Les données transcriptomiques ont été examinées en utilisant une méthode appliquée précédemment au cancer du sein [ 5 ], et qui fait alterner des étapes supervisées et non supervisées. Par ailleurs, nous avons réparti les échantillons en deux groupes, à des fins respectivement d’identification (75 % des patients) et de validation (25 % restants). Trois méthodes différentes de regroupement ont été testées pour établir une stratification des patients en quatre groupes. Une signature de 257 gènes, identifiée au cours de l’étape supervisée, permet de séparer les 304 patients atteints du syndrome de Gougerot-Sjögren en quatre groupes ( Figure 1 ). Cette signature peut être décomposée en trois modules : M.a (105 gènes), M.b (20 gènes) et M.c (132 gènes).

Les gènes différemment exprimés entre les groupes de patients et de volontaires sains ont été ensuite analysés à l’aide du programme Ingenuity pathway analysis . Cette analyse d’enrichissement a été complétée à l’aide d’un répertoire de 382 modules transcriptomiques établi dans le sang [ 6 ]. Les quatre groupes de patients se distinguent par leurs profils moléculaires immunologiques. Trois des quatre groupes ( clusters C1, C3 et C4) présentent une hyper-expression notable des gènes de la voie des interférons. En revanche, ils se différencient par leur enrichissement en transcrits des gènes associés à la présence des différents types d’interférons (de type I ou de type II). Le groupe C1 se distingue par la plus forte signature interféron (signature mixte d’interférons de type I et II), tandis que la signature interféron du groupe C3 est moindre, avec une prédominance des transcrits des gènes exprimés en présence des interférons de type I. Celle du groupe C4 est plus orientée vers les transcrits de gènes exprimés lors d’une stimulation par l’interféron de type II. L’enrichissement en transcrits de gènes impliqués dans la signature interféron de type II est cependant comparable entre les groupes C3 et C4. Le profil transcriptomique du groupe C2 est proche de celui des volontaires sains, avec toutefois une surexpression significative de gènes impliqués dans la signature interféron de type I et II, notamment chez les patients possédant des autoanticorps anti-SSA.

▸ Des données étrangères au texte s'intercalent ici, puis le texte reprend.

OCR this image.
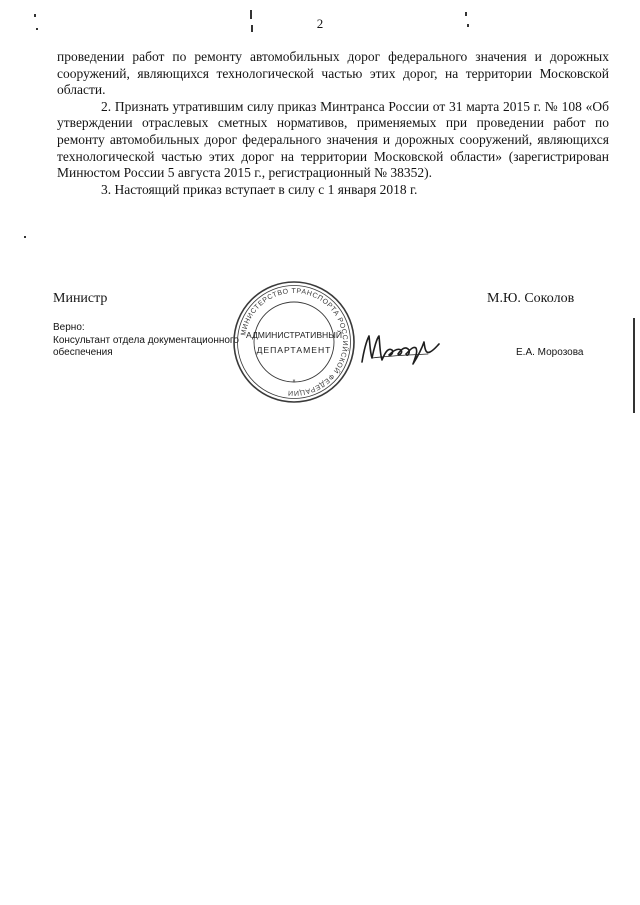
2

проведении работ по ремонту автомобильных дорог федерального значения и дорожных сооружений, являющихся технологической частью этих дорог, на территории Московской области.

2. Признать утратившим силу приказ Минтранса России от 31 марта 2015 г. № 108 «Об утверждении отраслевых сметных нормативов, применяемых при проведении работ по ремонту автомобильных дорог федерального значения и дорожных сооружений, являющихся технологической частью этих дорог на территории Московской области» (зарегистрирован Минюстом России 5 августа 2015 г., регистрационный № 38352).

3. Настоящий приказ вступает в силу с 1 января 2018 г.

Министр	М.Ю. Соколов
Верно:
Консультант отдела документационного
обеспечения	Е.А. Морозова
МИНИСТЕРСТВО ТРАНСПОРТА РОССИЙСКОЙ ФЕДЕРАЦИИ
АДМИНИСТРАТИВНЫЙ
ДЕПАРТАМЕНТ
*
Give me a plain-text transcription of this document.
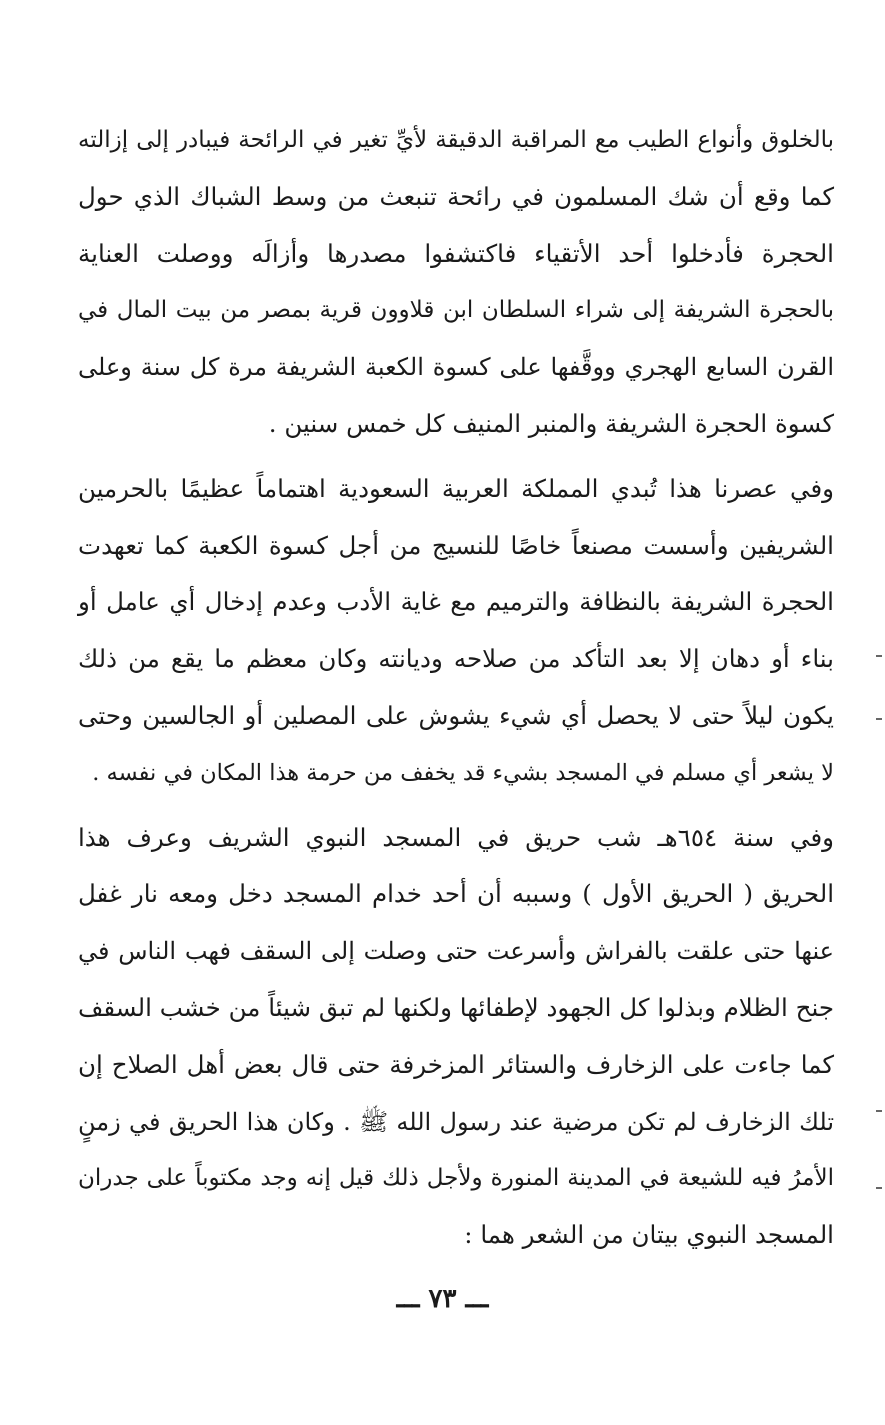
بالخلوق وأنواع الطيب مع المراقبة الدقيقة لأيِّ تغير في الرائحة فيبادر إلى إزالته
كما وقع أن شك المسلمون في رائحة تنبعث من وسط الشباك الذي حول
الحجرة فأدخلوا أحد الأتقياء فاكتشفوا مصدرها وأزالَه ووصلت العناية
بالحجرة الشريفة إلى شراء السلطان ابن قلاوون قرية بمصر من بيت المال في
القرن السابع الهجري ووقَّفها على كسوة الكعبة الشريفة مرة كل سنة وعلى
كسوة الحجرة الشريفة والمنبر المنيف كل خمس سنين .
وفي عصرنا هذا تُبدي المملكة العربية السعودية اهتماماً عظيمًا بالحرمين
الشريفين وأسست مصنعاً خاصًا للنسيج من أجل كسوة الكعبة كما تعهدت
الحجرة الشريفة بالنظافة والترميم مع غاية الأدب وعدم إدخال أي عامل أو
بناء أو دهان إلا بعد التأكد من صلاحه وديانته وكان معظم ما يقع من ذلك
يكون ليلاً حتى لا يحصل أي شيء يشوش على المصلين أو الجالسين وحتى
لا يشعر أي مسلم في المسجد بشيء قد يخفف من حرمة هذا المكان في نفسه .
وفي سنة ٦٥٤هـ شب حريق في المسجد النبوي الشريف وعرف هذا
الحريق ( الحريق الأول ) وسببه أن أحد خدام المسجد دخل ومعه نار غفل
عنها حتى علقت بالفراش وأسرعت حتى وصلت إلى السقف فهب الناس في
جنح الظلام وبذلوا كل الجهود لإطفائها ولكنها لم تبق شيئاً من خشب السقف
كما جاءت على الزخارف والستائر المزخرفة حتى قال بعض أهل الصلاح إن
تلك الزخارف لم تكن مرضية عند رسول الله ﷺ . وكان هذا الحريق في زمنٍ
الأمرُ فيه للشيعة في المدينة المنورة ولأجل ذلك قيل إنه وجد مكتوباً على جدران
المسجد النبوي بيتان من الشعر هما :
ـــ ٧٣ ـــ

Les anomalies transcriptomiques constatées pour le groupe C1 concernent principalement la voie de l’interféron, le rôle antiviral et antibactérien des récepteurs PRR ( pattern recognition receptor ) et l’activation du facteur régulateur de l’interféron ( interferon regulatory factor , IRF). Le groupe C3 se caractérise par une augmentation significative de l’activité de voies canoniques de signalisation liées à l’activation des lymphocytes B, notamment à la transduction du signal déclenché par l’activation de leur récepteur de l’antigène et à leur prolifération. Le groupe C4 est le groupe qui présente le plus grand nombre de gènes exprimés de manière différentielle, reflétant notamment l’activation des lymphocytes B et T (Th1 et Th2), ainsi qu’une signature inflammatoire fortement associée aux cytokines comprenant les interleukines IL(interleukine)-6, IL-10 et IL-15, et à la voie de signalisation impliquant le facteur de transcription STAT3 ( signal transducer and activator of transcription 3 ).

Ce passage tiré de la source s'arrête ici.